I then chopped 1/3 of an
Anaheim chili pepper, five of the garlic scapes, 1 Tbsp. of ginger root, one head of broccoli into halved flowerets and the
leaves of kale I had picked, one shallot, and three mushrooms, while Suzette de-stemmed
the peas. I separated the ingredients
based upon cooking time: in one bowl the shallots, chili and scapes, in another
the broccoli and snow peas and in a third the kale and mushrooms. While the rice cooked for thirty minutes and
I was chopping, we watched the amazing Carol King Gershwin Music Award ceremony
concert from the White House on PBS. I was
blown away with Billy Joel came to the piano and played and sang “Loco-Motion” and
more blown away when a wonderful black woman named “Saba?” sang and played “Natural
Woman”). I never knew Carol King wrote “Loco-Motion”
or “Natural Woman”
When the Carol King concert ended at 8:00 and the rice was
cooked, I removed the rice from the heat and heated the small wok with 2 Tbsp.
of peanut oil and a few dashes of sesame oil and then added the chopped garlic scapes, ginger
and chili and shallot. After a couple of
minutes I added ½ lb. of ground pork and sautéed that for a minute and then added
the broccoli and peas and some Chinese Rice cooking wine and mushroom soy sauce. After a few more minutes, Suzette said the
dish needed liquid and needed to be covered to steam the broccoli, so I added
oyster sauce and hoisin sauce and more cooking wine and a dash of soy and Suzette
added water and I added the kale and mushrooms and covered the wok. We let this cook for about ten minutes, while
I made a thickening sauce with 3 Tbsp. of water, 1 Tbsp. oyster sauce, 1½ Tbsp.
soy, a dash of sesame oil and about 1 Tbsp. of rice cooking wine. After the ten minutes the ingredients looked softened
and we added the thickening agent and I immediately realized that it was too
thick, so we started adding water at the rate of about 1/8 of a cup at a time
several times until the sauce thinned into a smooth sauce from the congealed
mass that it was. It was dark brown and
coated all of the ingredients.
We opened two beers and scooped rice into pasta bowls and
ladled spoonsful of the stir fry dish onto the rice and ate a delicious dinner on our patio,
mostly from our garden.

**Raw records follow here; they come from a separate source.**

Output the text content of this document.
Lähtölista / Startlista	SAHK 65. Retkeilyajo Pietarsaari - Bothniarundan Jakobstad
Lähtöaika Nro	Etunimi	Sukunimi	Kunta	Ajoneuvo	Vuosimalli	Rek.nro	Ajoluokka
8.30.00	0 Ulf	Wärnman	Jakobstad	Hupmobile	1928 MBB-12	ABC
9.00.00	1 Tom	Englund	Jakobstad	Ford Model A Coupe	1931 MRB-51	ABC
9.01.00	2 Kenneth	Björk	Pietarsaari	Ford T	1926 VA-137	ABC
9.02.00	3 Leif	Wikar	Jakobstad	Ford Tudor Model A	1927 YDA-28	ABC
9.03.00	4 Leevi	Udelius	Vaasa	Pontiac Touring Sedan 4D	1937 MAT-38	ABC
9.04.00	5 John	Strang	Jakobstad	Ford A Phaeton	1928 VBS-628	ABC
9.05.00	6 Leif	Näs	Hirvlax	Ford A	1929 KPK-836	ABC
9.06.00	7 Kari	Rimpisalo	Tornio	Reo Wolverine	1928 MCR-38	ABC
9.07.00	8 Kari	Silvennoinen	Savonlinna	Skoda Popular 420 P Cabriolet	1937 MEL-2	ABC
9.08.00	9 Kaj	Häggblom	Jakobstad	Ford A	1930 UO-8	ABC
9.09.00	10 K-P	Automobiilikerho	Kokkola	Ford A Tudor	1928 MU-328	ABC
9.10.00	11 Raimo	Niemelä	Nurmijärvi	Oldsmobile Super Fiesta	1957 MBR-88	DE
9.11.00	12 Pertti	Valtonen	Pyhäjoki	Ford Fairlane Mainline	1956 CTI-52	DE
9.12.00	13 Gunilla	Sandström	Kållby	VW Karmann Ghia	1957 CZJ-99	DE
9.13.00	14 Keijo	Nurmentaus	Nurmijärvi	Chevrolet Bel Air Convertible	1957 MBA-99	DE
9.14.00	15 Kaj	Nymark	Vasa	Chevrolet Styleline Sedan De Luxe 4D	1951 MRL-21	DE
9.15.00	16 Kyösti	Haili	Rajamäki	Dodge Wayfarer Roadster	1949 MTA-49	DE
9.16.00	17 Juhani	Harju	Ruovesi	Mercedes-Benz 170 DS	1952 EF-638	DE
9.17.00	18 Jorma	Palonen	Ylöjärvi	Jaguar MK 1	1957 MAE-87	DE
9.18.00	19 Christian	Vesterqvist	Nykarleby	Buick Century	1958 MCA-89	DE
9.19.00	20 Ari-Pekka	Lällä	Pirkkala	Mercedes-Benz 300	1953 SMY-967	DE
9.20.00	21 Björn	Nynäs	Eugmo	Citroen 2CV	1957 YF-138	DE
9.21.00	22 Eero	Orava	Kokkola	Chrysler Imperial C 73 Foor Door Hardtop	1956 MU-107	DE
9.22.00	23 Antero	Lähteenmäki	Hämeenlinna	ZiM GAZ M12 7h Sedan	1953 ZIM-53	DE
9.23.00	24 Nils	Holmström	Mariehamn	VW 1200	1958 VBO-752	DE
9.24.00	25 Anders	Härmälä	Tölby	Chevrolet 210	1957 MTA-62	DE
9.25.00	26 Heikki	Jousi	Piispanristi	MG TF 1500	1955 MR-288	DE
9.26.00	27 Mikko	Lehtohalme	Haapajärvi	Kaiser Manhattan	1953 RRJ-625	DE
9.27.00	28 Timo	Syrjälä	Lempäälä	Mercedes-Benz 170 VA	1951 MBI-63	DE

The dish was a
little dark and tasted of soy, so I knew had over soyed the dish, but I loved
the consistency of the thick sauce and how it coated the food. My goal was to imitate the dark thick sauce
one usually finds in on Beef and Broccoli in a Chinese restaurant and I
achieved that. The dish had a wonderful umami
taste and we did not crave any dessert.